Undeniably, the works in “Frame Compositions” show Garet’s knowledge of modern and contemporary masterpieces of the physical art world, and comparisons to iconic series, like the experiential light installations by James Turrell, Color Field oil paintings by Mark Rothko and neon light sculptures by Dan Flavin, are hard to escape. Although the artist shares a stylistic kinship with these blue-chip artists, he distinguishes his practice by expanding formal explorations of color, light and surface onto the digital canvas. Turrell, Rothko, and Flavin have created decades of work extensively about the art of making physical art. Garet, on the other hand, considers the pictorial significance of color, form, surface and light specifically within the domain of digital art.


View more works here

Richard Garet works with sound and visual arts. His materials emerge from ontological investigations of background noise and the decadence and decay of technological utilities. He finds inspiration in observing isolated situations of everyday life and from interactions with found materials that explore further possibilities of automation, discarded utility, function and defunctionalization, commodity and environment.


The artist holds an MFA from Bard College in New York.

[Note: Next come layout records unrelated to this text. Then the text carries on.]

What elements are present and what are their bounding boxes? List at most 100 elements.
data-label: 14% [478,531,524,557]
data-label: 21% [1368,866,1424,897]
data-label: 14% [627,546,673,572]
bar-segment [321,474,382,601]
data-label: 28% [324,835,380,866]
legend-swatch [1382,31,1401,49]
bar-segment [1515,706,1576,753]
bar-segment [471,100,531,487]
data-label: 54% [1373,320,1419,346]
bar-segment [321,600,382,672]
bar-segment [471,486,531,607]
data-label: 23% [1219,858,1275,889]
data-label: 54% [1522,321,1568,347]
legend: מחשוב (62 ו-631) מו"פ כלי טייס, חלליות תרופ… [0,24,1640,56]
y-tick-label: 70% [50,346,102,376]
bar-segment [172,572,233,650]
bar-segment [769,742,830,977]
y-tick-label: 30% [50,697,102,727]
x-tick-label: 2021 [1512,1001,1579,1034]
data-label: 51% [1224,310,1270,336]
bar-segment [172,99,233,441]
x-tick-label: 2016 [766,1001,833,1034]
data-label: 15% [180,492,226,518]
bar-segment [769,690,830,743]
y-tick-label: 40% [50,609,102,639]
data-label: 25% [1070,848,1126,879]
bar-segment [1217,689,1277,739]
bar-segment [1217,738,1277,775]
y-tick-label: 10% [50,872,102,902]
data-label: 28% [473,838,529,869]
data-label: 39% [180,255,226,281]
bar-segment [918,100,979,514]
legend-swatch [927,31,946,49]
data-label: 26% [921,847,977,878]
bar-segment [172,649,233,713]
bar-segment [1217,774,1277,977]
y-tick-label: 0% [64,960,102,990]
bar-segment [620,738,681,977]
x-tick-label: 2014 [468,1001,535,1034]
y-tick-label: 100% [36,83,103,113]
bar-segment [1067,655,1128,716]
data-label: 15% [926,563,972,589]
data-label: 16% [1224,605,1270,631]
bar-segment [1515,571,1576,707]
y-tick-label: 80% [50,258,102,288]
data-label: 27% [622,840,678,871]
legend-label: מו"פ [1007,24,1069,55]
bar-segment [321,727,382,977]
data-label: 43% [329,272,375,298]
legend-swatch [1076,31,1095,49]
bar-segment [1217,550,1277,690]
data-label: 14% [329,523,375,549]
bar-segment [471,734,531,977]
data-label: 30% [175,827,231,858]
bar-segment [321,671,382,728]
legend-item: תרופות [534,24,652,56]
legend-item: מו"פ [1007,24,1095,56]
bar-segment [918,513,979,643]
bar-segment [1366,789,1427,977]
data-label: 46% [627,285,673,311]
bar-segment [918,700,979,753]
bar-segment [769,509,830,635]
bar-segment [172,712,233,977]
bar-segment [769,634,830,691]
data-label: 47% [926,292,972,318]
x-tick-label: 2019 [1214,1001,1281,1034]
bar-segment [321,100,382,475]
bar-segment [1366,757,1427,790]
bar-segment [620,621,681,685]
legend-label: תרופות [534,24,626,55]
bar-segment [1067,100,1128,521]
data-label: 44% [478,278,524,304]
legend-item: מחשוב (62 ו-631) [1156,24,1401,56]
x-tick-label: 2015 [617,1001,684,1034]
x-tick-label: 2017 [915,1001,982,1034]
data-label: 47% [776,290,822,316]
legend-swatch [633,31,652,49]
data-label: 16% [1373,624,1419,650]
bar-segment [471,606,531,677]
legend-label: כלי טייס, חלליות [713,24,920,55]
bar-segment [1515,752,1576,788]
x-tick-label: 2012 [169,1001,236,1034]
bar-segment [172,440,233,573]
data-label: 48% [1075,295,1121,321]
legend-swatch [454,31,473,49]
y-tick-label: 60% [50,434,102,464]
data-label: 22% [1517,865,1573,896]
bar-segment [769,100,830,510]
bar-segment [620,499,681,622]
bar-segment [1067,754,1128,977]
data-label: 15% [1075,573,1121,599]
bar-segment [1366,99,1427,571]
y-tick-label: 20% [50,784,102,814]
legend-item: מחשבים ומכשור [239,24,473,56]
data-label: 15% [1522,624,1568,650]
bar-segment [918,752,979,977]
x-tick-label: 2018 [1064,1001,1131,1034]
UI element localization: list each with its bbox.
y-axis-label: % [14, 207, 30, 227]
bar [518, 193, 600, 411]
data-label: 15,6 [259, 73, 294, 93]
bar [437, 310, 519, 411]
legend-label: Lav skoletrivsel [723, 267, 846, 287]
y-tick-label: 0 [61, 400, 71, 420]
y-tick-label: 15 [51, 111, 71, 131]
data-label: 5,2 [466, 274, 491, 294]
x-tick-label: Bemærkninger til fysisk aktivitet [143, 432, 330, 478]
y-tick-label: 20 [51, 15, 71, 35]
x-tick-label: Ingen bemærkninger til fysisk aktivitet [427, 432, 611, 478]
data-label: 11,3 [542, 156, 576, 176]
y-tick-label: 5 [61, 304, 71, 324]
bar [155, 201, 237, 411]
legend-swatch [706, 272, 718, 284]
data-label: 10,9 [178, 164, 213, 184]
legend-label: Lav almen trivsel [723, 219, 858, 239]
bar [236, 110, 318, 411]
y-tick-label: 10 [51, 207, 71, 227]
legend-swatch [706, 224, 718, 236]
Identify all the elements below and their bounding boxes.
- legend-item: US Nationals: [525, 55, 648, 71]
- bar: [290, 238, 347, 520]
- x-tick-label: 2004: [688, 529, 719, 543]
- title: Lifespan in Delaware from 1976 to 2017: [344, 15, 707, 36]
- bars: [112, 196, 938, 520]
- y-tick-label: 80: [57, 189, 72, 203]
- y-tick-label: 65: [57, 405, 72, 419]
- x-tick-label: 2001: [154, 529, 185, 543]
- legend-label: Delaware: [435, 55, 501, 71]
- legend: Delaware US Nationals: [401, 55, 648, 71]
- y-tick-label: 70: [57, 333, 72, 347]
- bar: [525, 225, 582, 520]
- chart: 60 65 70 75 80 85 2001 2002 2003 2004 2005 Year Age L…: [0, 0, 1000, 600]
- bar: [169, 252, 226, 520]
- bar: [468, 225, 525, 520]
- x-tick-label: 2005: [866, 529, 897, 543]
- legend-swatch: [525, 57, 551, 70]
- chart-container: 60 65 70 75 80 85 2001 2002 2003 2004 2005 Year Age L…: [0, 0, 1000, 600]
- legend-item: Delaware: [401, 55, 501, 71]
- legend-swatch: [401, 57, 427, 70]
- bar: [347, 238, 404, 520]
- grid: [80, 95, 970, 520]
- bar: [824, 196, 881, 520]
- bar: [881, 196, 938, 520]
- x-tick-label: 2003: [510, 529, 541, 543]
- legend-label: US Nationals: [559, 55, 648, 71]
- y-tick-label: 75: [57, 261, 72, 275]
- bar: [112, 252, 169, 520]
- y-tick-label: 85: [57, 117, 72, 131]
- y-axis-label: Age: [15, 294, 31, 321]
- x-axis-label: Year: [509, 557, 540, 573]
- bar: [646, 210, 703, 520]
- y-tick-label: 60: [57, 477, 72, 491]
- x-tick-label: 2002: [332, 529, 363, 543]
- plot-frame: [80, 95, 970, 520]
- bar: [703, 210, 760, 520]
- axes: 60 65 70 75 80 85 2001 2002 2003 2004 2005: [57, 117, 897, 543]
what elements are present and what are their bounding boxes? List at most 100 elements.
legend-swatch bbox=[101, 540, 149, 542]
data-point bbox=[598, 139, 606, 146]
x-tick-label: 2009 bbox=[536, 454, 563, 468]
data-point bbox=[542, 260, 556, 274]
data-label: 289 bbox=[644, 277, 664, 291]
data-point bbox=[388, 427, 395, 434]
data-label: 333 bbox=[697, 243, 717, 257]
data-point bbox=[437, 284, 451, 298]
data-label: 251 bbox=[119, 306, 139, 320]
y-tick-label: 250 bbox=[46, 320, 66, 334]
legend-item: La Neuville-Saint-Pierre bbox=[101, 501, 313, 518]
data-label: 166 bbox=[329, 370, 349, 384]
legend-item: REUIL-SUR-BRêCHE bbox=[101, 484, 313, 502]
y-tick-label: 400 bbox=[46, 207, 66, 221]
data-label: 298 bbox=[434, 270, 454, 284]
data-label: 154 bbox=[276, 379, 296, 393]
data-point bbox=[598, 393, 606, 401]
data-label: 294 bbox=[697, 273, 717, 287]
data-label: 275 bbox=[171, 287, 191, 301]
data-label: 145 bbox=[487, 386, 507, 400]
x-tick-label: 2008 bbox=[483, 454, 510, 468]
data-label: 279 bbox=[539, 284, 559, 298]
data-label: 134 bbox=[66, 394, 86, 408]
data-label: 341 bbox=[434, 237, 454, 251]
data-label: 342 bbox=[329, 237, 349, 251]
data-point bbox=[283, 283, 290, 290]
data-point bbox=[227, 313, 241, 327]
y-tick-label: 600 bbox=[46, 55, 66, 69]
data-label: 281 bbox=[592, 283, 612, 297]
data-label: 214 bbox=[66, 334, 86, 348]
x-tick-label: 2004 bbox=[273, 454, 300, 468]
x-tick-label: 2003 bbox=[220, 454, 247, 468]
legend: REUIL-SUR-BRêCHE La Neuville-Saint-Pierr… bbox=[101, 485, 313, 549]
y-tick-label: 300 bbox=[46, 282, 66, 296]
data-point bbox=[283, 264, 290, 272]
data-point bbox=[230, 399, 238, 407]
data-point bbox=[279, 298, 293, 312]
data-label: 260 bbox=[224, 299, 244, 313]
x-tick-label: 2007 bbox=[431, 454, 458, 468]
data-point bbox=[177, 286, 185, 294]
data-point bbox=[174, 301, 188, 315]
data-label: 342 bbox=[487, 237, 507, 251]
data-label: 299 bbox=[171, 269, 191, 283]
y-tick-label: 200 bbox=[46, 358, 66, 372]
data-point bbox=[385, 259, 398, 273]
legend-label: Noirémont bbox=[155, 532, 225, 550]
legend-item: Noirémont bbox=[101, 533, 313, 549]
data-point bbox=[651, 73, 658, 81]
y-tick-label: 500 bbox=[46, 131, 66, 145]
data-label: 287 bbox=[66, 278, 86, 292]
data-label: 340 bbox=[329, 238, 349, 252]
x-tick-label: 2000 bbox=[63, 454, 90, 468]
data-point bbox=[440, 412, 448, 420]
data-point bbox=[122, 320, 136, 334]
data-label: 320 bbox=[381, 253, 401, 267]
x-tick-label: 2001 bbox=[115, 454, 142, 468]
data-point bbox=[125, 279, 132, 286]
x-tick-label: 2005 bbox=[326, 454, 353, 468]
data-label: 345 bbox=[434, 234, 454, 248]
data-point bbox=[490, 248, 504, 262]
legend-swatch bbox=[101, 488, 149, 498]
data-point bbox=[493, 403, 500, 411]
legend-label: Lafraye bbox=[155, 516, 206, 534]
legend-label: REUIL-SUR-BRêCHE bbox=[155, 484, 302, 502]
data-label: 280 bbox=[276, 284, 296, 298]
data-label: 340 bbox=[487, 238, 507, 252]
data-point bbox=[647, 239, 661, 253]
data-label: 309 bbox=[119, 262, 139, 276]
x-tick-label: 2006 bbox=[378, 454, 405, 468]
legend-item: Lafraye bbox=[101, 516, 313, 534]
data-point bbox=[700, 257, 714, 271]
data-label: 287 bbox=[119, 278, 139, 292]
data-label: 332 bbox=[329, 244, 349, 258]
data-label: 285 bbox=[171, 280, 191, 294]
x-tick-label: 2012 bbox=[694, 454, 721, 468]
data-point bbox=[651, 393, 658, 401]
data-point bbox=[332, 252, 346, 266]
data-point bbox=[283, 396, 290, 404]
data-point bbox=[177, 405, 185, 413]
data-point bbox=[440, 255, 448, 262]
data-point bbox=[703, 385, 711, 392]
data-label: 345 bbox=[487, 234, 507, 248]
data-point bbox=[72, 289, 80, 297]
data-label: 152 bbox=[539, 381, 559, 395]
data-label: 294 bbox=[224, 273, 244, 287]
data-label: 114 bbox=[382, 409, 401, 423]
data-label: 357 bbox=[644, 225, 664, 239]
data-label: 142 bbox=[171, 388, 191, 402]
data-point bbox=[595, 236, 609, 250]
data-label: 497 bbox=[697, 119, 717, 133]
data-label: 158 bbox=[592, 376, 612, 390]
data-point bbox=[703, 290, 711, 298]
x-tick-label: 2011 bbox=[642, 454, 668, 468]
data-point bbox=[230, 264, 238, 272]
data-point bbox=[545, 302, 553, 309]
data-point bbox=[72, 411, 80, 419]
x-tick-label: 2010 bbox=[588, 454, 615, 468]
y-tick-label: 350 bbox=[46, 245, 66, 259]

Recent projects include CTM Festival 2020, Berlin, Germany; Primitivo, Casa Hoffman, Bogotá, Colombia; The Festival of the Image, Manizales, Colombia; CIFO Grants & Commissions Program Exhibition 2017, Florida; RED- Splice, Fridman Gallery, New York; Midnight Moment, site specific work created for the electronic billboards of Times Square, New York; Meta-residue: Input Material, Space, Studio 10, New York; Adrenalina, Red Bull Station, São Paulo, Brazil; International Biennial of Contemporary Art of Cartagena de Indias, Colombia; Queens International, Queens Museum of Art, New York; Soundings: a Contemporary Score, Museum of Modern Art, New York; 5x5 Real Unreal, Museum of Art Acarigua-Araure, Venezuela; EAC: Espacio de Arte Contemporáneo, Montevideo, Uruguay; Fine Arts Museum of Montreal; San Francisco Museum of Modern Art; Museum of Contemporary Art of Barcelona, Spain; Art Museum of Puerto Rico, San Juan, Puerto Rico; and El Museo del Barrio, New York.


His sonic constructions have been published through sound art labels such as 23five, And-Oar, Non Visual Objects, Winds Measure Recordings, Unframed Recordings, Con-V, Leerraum, White_Line Editions, OBS, Line Imprint and Contour Editions.